GAA clubs in Mayo have voted overwhelmingly in favour of a motion which will attempt to stop payments to managers.
Delegates at last Wednesday’s County Board meeting in McHale Park, Castlebar were presented with the three options compiled by GAA Director General Paraic Duffy in his report on the issue of payments to managers.
The vast majority voted for Option Two, which calls for rigorous enforcement of the existing rules on amateur status in the GAA, and the establishment of a registration and audit board in Croke Park to police the situation.
Only two clubs — Davitts and Garrymore — voted in favour of Option 3, that payment to managers are allowed, while Option 1, that the status quo continue, was not put to the floor after nobody spoke in favour of it. A number of clubs were also absent on the night.
Mayo GAA Board Vice-Chairman Mike Connelly spoke strongly in favour of stopping perceived payments to both inter-county and club managers.
“We can’t afford to pay managers, that’s the end of the story,” said Connelly.
“Clubs must take stock. Virtually every club is struggling with finances and they must look within their ranks to find a manager. The payments thing is gone a little bit crazy. So many of us put our own time and effort into this organisation on a voluntary basis because we want to grow the organisation.
“I was involved in interviews for the appointment of the Mayo manager before last [John O’Mahony] and none of the people we spoke to mentioned money, they wanted to do the job for one reason alone, to win the All-Ireland. People will always put their name forward to manage teams because they do it to win, not for money.”
Board Treasurer JP Lambe said he had attended a meeting at Croke Park on the matter in recent weeks, along with other county board officers from around the country.
He told last week’s meeting that the suggestion was made at Croke Park that sometimes too many training sessions were being held in order to make up enough expenses for players and managers when one session during each week would be enough.
Davitts delegate Seán Higgins argued that the effort managers were putting in deserved some level of recompense.
“The amount of time that managers are putting in now is a lot. I don’t think we’re talking about a huge sum of money [to allow payments to managers]. It will be just enough to adequately compensate them for their time. People are taking weeks off work sometimes to prepare the team they manage,” he said.
Garrymore GAA club’s Peadar Higgins said that nothing is said about payments to doctors or physiotherapists. He argued that payments to managers should be regulated and no manager should be out of pocket.

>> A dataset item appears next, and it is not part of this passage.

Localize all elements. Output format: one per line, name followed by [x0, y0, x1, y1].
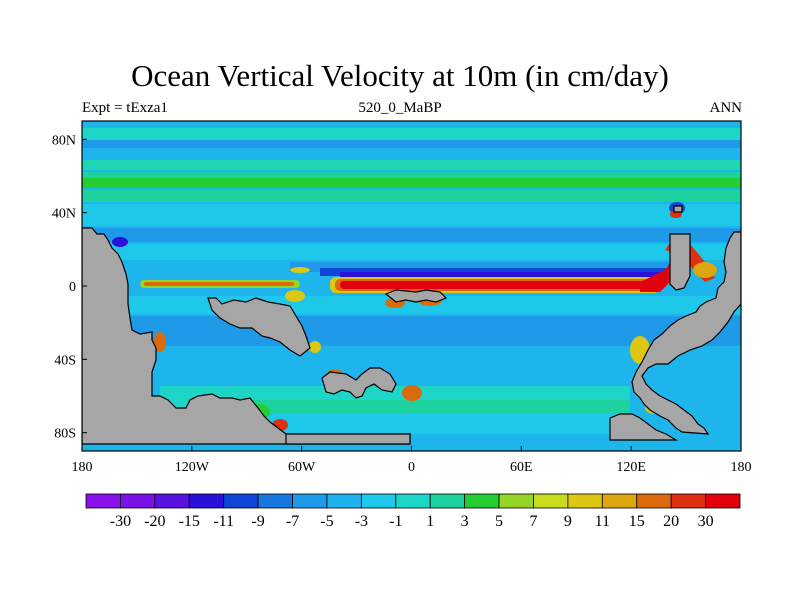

County Board Chairman Paddy McNicholas said in response that physios and doctors were paid because it was ‘very important’ for player welfare that players were looked after by professional people.
Kilmovee Shamrocks’ Danny Kelly said that his club struggle as it is and they couldn’t afford to pay a manager. Their manager must come from within their own club, he added.
Ballyhaunis delegate Padraig Regan said that if payments to managers were sanctioned, it could set a very dangerous precedent for going ahead with payments to inter-county players.